Lynnwood’s Jin So, raised in South Korea, is glad President Donald Trump stepped over the line.
Since Sunday, when Trump met with Kim Jong Un at the Demilitarized Zone and took historic steps into North Korea with that country’s leader, So has gauged the reactions of people from his homeland.
With opinions of the American president sharply divided in our country, it’s no surprise that people of Korean ancestry don’t see eye-to-eye on developments there.
“I think Trump is handling it really well. I heard a lot of positive things,” said So, 64, who has worked as a Korean language interpreter for Refugee and Immigrant Services Northwest, based at Everett Community College.
Judging from reactions to the leaders’ meeting on social media, So believes Korean people are split, “half and half,” over the merits of reaching out to Kim. Some see South Korean President Moon Jae-in as pro-communist, he said.
“Some are saying no compromise with the communists. Others say, ‘Well, it’s better than going to war,’” So said. “Korean people are caught in between. They don’t know which way to turn, and want to turn to the United States for help.
“They are relieved Trump came through the DMZ to talk with Kim Jong Un,” he said.

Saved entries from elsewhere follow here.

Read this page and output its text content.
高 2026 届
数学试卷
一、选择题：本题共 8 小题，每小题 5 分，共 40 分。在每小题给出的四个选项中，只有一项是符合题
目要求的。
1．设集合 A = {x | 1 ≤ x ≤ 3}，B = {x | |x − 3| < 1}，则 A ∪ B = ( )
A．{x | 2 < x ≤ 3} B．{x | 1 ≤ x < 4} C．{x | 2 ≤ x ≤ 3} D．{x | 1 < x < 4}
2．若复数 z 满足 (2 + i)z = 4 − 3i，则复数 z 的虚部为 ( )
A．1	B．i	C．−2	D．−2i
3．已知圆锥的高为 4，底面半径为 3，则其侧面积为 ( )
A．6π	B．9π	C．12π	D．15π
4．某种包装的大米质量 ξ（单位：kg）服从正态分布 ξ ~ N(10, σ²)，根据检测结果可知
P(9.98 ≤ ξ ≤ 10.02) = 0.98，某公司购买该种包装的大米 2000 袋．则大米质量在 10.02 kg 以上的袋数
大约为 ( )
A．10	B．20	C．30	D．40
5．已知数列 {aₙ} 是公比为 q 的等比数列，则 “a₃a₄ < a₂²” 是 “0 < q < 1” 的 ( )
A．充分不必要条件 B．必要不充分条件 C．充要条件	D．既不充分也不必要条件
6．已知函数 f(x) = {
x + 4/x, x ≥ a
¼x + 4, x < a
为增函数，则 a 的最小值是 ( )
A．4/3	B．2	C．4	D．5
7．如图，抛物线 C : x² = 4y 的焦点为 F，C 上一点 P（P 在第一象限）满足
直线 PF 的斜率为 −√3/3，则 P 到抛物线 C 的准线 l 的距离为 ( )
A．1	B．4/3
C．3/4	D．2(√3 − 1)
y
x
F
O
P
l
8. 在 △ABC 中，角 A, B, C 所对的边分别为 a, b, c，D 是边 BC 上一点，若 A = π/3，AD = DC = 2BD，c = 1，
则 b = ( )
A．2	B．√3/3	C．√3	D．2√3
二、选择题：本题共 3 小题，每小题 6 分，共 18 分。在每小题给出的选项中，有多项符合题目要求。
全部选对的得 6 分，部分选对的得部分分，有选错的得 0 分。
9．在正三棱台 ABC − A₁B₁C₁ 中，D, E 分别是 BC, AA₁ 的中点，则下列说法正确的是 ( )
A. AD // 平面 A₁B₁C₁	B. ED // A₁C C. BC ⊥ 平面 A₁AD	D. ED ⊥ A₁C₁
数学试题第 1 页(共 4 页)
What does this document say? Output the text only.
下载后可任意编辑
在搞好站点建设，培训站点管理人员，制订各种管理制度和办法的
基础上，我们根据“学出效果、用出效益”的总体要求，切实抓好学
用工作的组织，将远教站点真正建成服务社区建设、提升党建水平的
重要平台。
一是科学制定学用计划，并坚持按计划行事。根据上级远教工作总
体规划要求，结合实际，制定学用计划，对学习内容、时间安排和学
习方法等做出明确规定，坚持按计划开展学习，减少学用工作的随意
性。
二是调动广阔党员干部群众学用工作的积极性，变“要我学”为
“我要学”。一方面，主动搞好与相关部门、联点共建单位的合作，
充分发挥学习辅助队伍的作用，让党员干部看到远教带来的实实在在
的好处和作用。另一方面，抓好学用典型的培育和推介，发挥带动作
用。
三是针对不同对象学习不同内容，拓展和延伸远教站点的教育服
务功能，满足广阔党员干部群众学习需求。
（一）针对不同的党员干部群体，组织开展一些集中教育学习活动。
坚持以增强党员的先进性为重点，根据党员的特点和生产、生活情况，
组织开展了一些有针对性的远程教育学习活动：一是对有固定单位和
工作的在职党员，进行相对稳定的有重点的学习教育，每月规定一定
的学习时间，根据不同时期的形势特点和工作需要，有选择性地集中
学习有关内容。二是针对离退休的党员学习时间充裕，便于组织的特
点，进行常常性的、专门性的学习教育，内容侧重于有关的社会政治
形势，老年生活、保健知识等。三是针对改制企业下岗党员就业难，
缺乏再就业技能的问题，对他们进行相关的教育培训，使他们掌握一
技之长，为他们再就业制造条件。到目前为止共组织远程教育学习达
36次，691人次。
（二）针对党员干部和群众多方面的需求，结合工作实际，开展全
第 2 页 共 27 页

At issue, of course, is North Korea’s nuclear program — its threat to the United States, South Korea and the world. Opinion writers in The New York Times and The Washington Post, often critical of the U.S. president, praised Sunday’s meeting as a chance to reduce that threat.
In a column published Monday, the Post’s David Ignatius wrote: “This was a high-risk photo opportunity, but when Trump became the first U.S. president to step into North Korea, he reopened a path to denuclearization and normalization of relations.”
During the Korean War, So’s father was a South Korean military pilot. The Lynnwood man moved with his parents and four siblings from Seoul to Vancouver, British Columbia, in 1974. Their move exempted him from mandatory military service in South Korea.
He attended a Bible college in the Midwest, became a pastor and U.S. citizen, and with his wife has worked as a real estate broker. Their two children graduated from the University of Washington. His interpreting work often takes him to Seattle hospitals, where he helps elderly patients who don’t speak English.
Some of them worry, he said, that the younger generation doesn’t understand North Korea’s threat.
“Even here in Puget Sound, Koreans are very split. The older they are, they remember the terror,” he said. “Younger people, they’ve never been through the Korean War.”
Kyongran Lee, 51, has also worked as an interpreter with Refugee and Immigrant Services Northwest, formerly the Refugee and Immigrant Forum of Snohomish County. She lived in Monroe, but is now staying with her son in Louisiana. Much of her family still lives in South Korea, in Busan, the country’s second-largest city long known as Pusan.
Lee agrees that many conservative Koreans fear President Moon is “too soft” and too willing to work with the North. Even those, she said, saw Trump’s visit as a true milestone.
“Personally, I think it’s good news,” she said. “On that day, Koreans cried a lot. It was really, really a historical moment for all of us.”
She believes South Korea’s Moon acts as a bridge between Trump and Kim Jong Un, and also that North Korea should get rid of nuclear weapons. And she hopes the Korean Peninsula will one day be united. “I have been praying for reunification,” Lee said. “I think it’s a possibility.”
In this time of fragile and erratic diplomacy, So, the Lynnwood man, worries less about a North Korean nuclear attack on the United States than about that risk to the people of South Korea. “Kim Jong Un is so unpredictable,” So said.
He won’t say whether or not he voted for Trump — he answered with a hearty laugh. Yet for his homeland, he said, it’s “the right time” for Trump. The two Koreas “need some help from outside,” he said.
And as a man of faith, he doesn’t think leaders alone will solve the problems.
“The Korean people are in God’s hands,” So said. “He will sort things out.”